Le contrôleur peut intervenir sur :
- l’alimentation électrique ;
- les circuits ;
- les équipements ;
- certains capteurs ;
- les installations associées aux systèmes de bord.
La précision des diagnostics est essentielle, car une anomalie peut entraîner l’indisponibilité de l’aéronef.
Maintenance avionique
L’avionique regroupe une part importante des technologies embarquées.
Elle concerne notamment :
- les communications ;
- la navigation ;
- certains calculateurs ;
- les systèmes électroniques ;
- les installations radioélectriques ;
- certains équipements permettant l’accomplissement des missions.
L’évolution rapide de ces technologies impose une formation continue importante.
Diagnostic des pannes
La recherche de panne constitue une compétence centrale.

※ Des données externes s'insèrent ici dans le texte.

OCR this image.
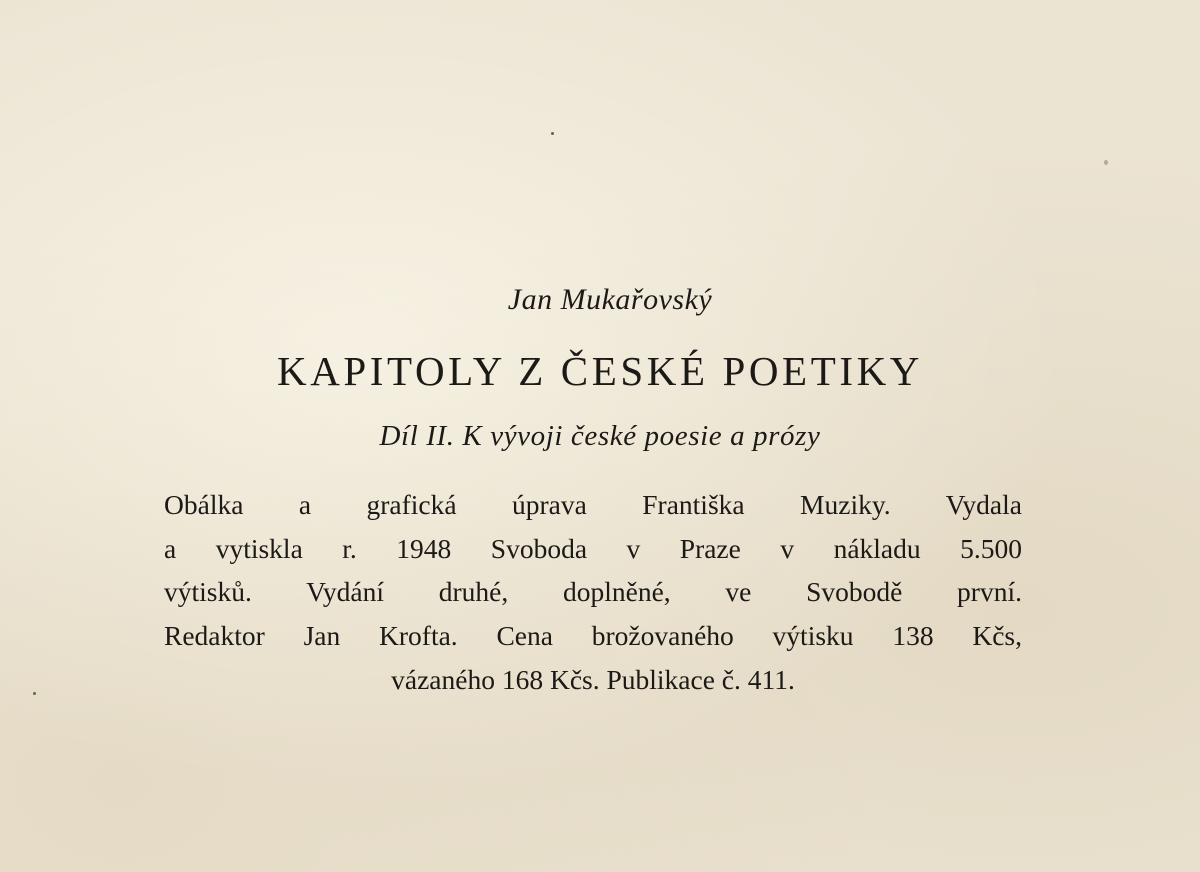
Jan Mukařovský
KAPITOLY Z ČESKÉ POETIKY
Díl II. K vývoji české poesie a prózy
Obálka a grafická úprava Františka Muziky. Vydala
a vytiskla r. 1948 Svoboda v Praze v nákladu 5.500
výtisků. Vydání druhé, doplněné, ve Svobodě první.
Redaktor Jan Krofta. Cena brožovaného výtisku 138 Kčs,
vázaného 168 Kčs. Publikace č. 411.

Le contrôleur doit être capable :
- d’analyser le symptôme signalé ;
- d’étudier les informations techniques disponibles ;
- d’utiliser les appareils de mesure adaptés ;
- d’identifier l’origine probable de l’anomalie ;
- de déterminer les opérations nécessaires ;
- de vérifier le fonctionnement après réparation.
Cette démarche doit être réalisée avec méthode et rigueur.
Maintenance préventive
La maintenance ne consiste pas uniquement à réparer les pannes.
Une part importante du métier repose sur la maintenance préventive.
Elle permet notamment :
- d’anticiper certaines défaillances ;
- de contrôler régulièrement l’état des équipements ;
- d’effectuer les opérations prévues par les programmes de maintenance ;
- de remplacer certains éléments avant défaillance ;
- de préserver la disponibilité de la flotte.
Maintenance corrective
Lorsqu’une panne ou une anomalie survient, le contrôleur intervient afin de déterminer si une réparation peut être effectuée dans le cadre de ses qualifications et des procédures applicables.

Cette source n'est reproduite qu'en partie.